Location: Zambia, Africa
December 8, 2010 11:08 pm
I encountered this aggressive spider in Zambia, Africa, in October. It lunged out at me from within my suitcase. I quickly sidestepped it and instinctively killed it by giving it a swift kick. I took a picture of it next to a British ten pence coin, which was all I had near me at the time. (A ten pence coin is roughly the size of a US quarter, or 24mm in diameter.) I’d estimate the length of the spider’s body to be about 60mm from head to thorax. It seemed to only have 2 eyes. One of the local villagers saw the picture and told me that the spider was poisonous, and that a bite could cause my leg to swell up twice its size (or more). Can you identify this specimen?

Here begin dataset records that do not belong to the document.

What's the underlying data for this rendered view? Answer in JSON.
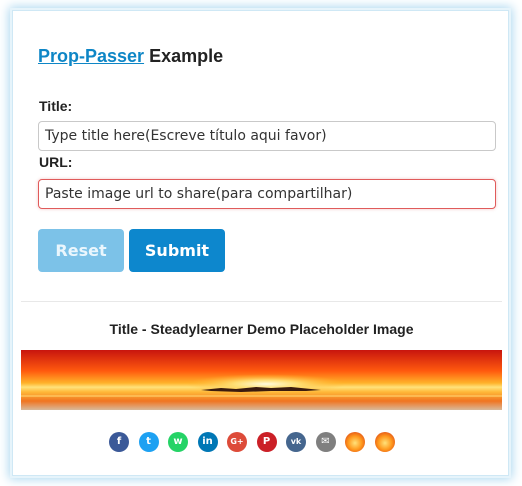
{
  "header": {
    "link_text": "Prop-Passer",
    "rest": "Example"
  },
  "form": {
    "title_label": "Title:",
    "title_placeholder": "Type title here(Escreve título aqui favor)",
    "url_label": "URL:",
    "url_placeholder": "Paste image url to share(para compartilhar)",
    "reset_label": "Reset",
    "submit_label": "Submit"
  },
  "card": {
    "title": "Title - Steadylearner Demo Placeholder Image"
  },
  "share": [
    {
      "name": "facebook-icon",
      "color": "#3b5998",
      "glyph": "f"
    },
    {
      "name": "twitter-icon",
      "color": "#1da1f2",
      "glyph": "t"
    },
    {
      "name": "whatsapp-icon",
      "color": "#25d366",
      "glyph": "w"
    },
    {
      "name": "linkedin-icon",
      "color": "#0077b5",
      "glyph": "in"
    },
    {
      "name": "google-plus-icon",
      "color": "#dd4b39",
      "glyph": "G+"
    },
    {
      "name": "pinterest-icon",
      "color": "#cb2027",
      "glyph": "P"
    },
    {
      "name": "vk-icon",
      "color": "#45668e",
      "glyph": "vk"
    },
    {
      "name": "email-icon",
      "color": "#7f7f7f",
      "glyph": "✉"
    },
    {
      "name": "sunset-icon-1",
      "color": "#f07a1a",
      "glyph": ""
    },
    {
      "name": "sunset-icon-2",
      "color": "#f07a1a",
      "glyph": ""
    }
  ]
}
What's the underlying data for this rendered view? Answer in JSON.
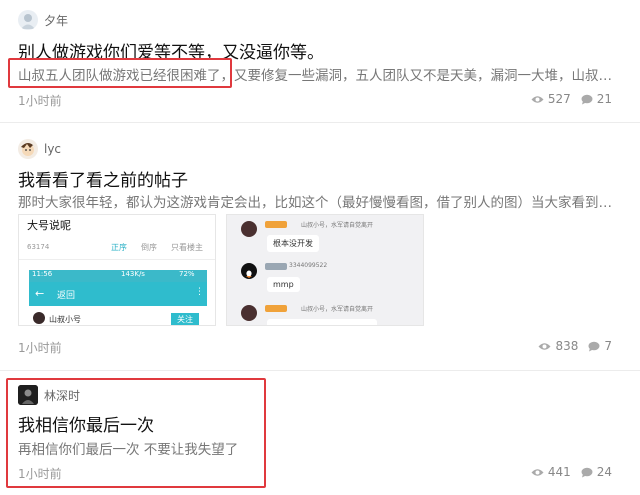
{
  "posts": [
    {
      "author": "夕年",
      "title": "别人做游戏你们爱等不等，又没逼你等。",
      "excerpt": "山叔五人团队做游戏已经很困难了，又要修复一些漏洞，五人团队又不是天美，漏洞一大堆，山叔虽…",
      "time": "1小时前",
      "views": "527",
      "comments": "21"
    },
    {
      "author": "lyc",
      "title": "我看看了看之前的帖子",
      "excerpt": "那时大家很年轻，都认为这游戏肯定会出，比如这个（最好慢慢看图，借了别人的图）当大家看到时…",
      "time": "1小时前",
      "views": "838",
      "comments": "7",
      "image1": {
        "header": "大号说呢",
        "count": "63174",
        "tab_sort": "正序",
        "tab_reverse": "倒序",
        "tab_author": "只看楼主",
        "status_time": "11:56",
        "status_net": "143K/s",
        "status_battery": "72%",
        "back_label": "返回",
        "user": "山叔小号",
        "follow": "关注"
      },
      "image2": {
        "user_line": "山叔小号，水军请自觉离开",
        "bubble1": "根本没开发",
        "qq": "3344099522",
        "bubble2": "mmp"
      }
    },
    {
      "author": "林深时",
      "title": "我相信你最后一次",
      "excerpt": "再相信你们最后一次 不要让我失望了",
      "time": "1小时前",
      "views": "441",
      "comments": "24"
    }
  ]
}
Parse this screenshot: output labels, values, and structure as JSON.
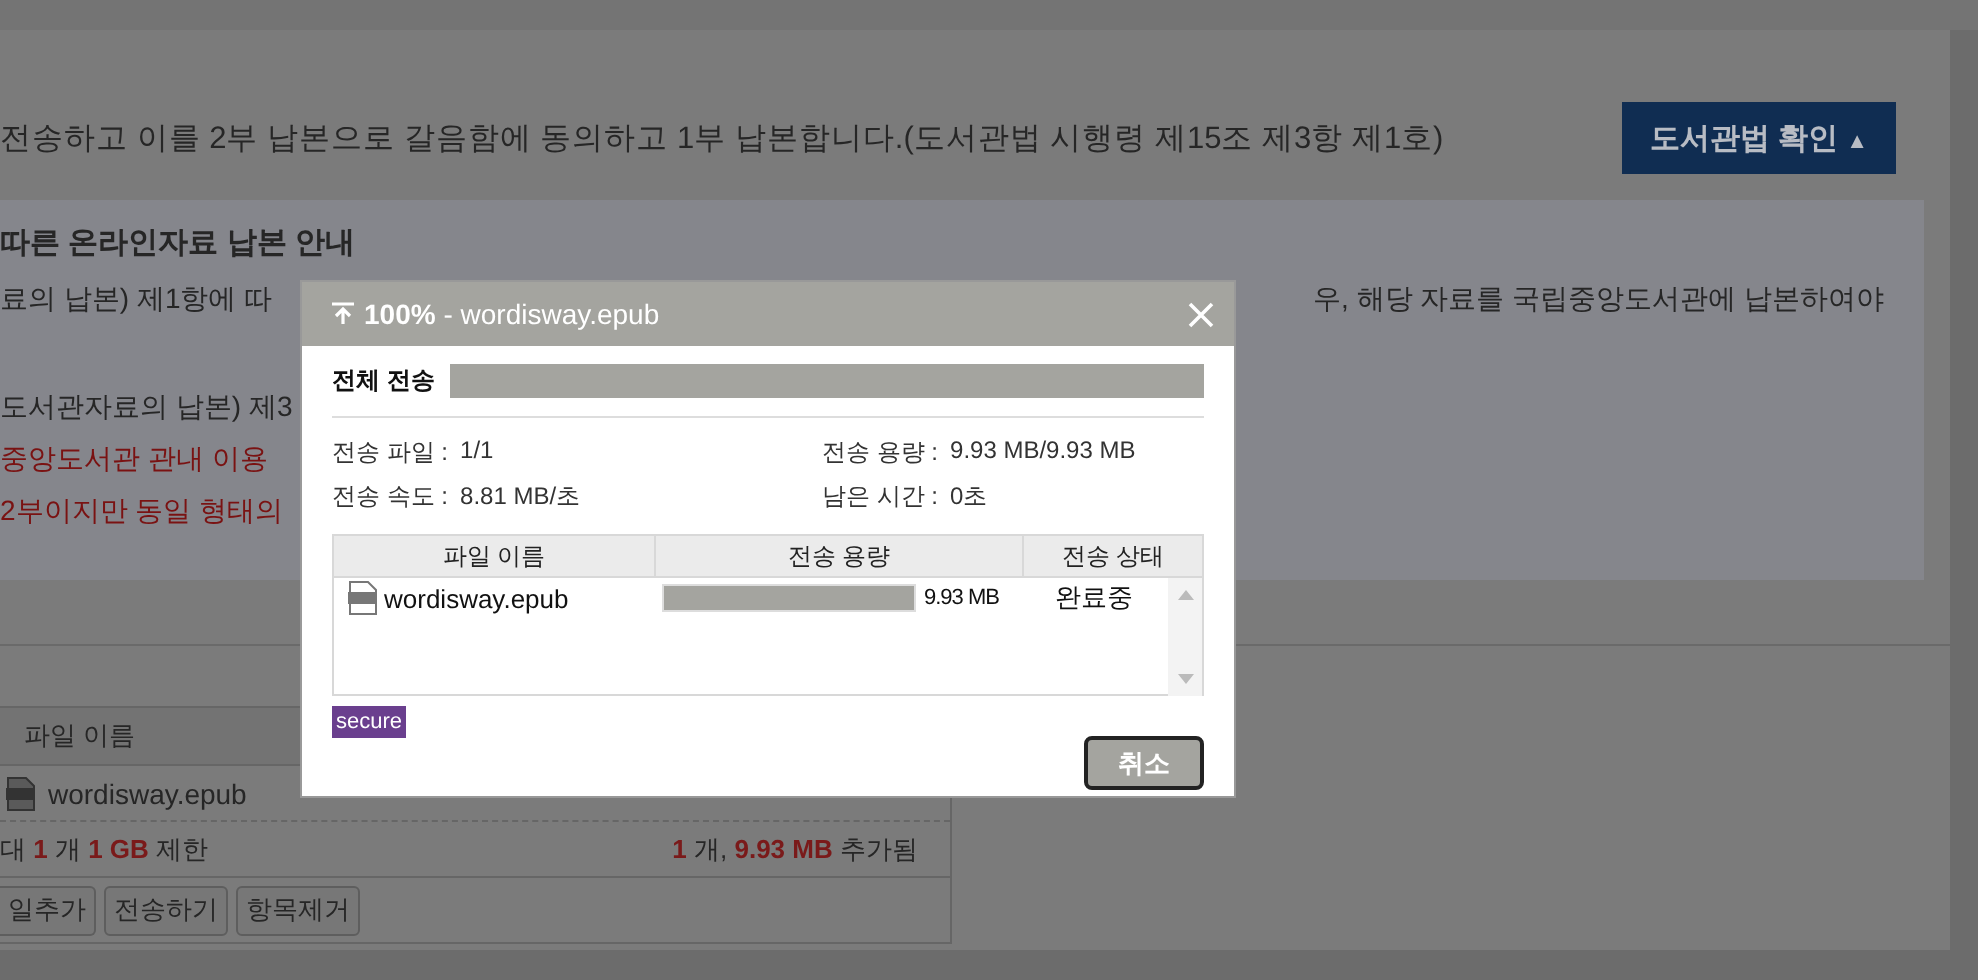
{
  "notice": {
    "text": "전송하고 이를 2부 납본으로 갈음함에 동의하고 1부 납본합니다.(도서관법 시행령 제15조 제3항 제1호)",
    "button": "도서관법 확인",
    "button_icon": "▲"
  },
  "guide": {
    "title": "따른 온라인자료 납본 안내",
    "lines": [
      {
        "kind": "normal",
        "left": "료의 납본) 제1항에 따",
        "right": "우, 해당 자료를 국립중앙도서관에 납본하여야"
      },
      {
        "kind": "gap"
      },
      {
        "kind": "normal",
        "left": "도서관자료의 납본) 제3"
      },
      {
        "kind": "alert",
        "left": "중앙도서관 관내 이용"
      },
      {
        "kind": "alert",
        "left": "2부이지만 동일 형태의"
      }
    ]
  },
  "file_panel": {
    "column": "파일 이름",
    "files": [
      {
        "name": "wordisway.epub"
      }
    ],
    "limit": "대 **1** 개 **1 GB** 제한",
    "added": "**1** 개, **9.93 MB** 추가됨",
    "buttons": [
      "일추가",
      "전송하기",
      "항목제거"
    ]
  },
  "dialog": {
    "title": "**100%** - wordisway.epub",
    "total_label": "전체 전송",
    "total_progress": {
      "level": 1
    },
    "stats": [
      {
        "label": "전송 파일 :",
        "value": "1/1"
      },
      {
        "label": "전송 용량 :",
        "value": "9.93 MB/9.93 MB"
      },
      {
        "label": "전송 속도 :",
        "value": "8.81 MB/초"
      },
      {
        "label": "남은 시간 :",
        "value": "0초"
      }
    ],
    "columns": [
      "파일 이름",
      "전송 용량",
      "전송 상태"
    ],
    "rows": [
      {
        "name": "wordisway.epub",
        "level": 1,
        "size": "9.93 MB",
        "status": "완료중"
      }
    ],
    "badge": "secure",
    "cancel": "취소"
  }
}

Though we are tagging your posting as Unnecessary Carnage, we want you to understand that we do not blame you for your instinctual reaction, but we want to educate you should you ever again encounter a Solifugid, commonly called a Sun Spider or Wind Scorpions, or in the Middle East, a Camel Spider. Tropical specimens can grow quite large. Despite the common name, Solifugids are neither Spiders nor Scorpions, but they are members of the same taxonomic class, the Arachnids. Unlike Spiders and Scorpions, Solifugids do not possess venom, so they are not poisonous. Despite what you have been told by the local villager, if you are bitten, the bite will not result in a swollen leg unless it gets infected. Solifugids are aggressive predators that are capable of eating small vertebrates including lizards and possibly small mice. They have amazing jaws that open in multiple directions, and we would not want to be bitten by a large Solifugid.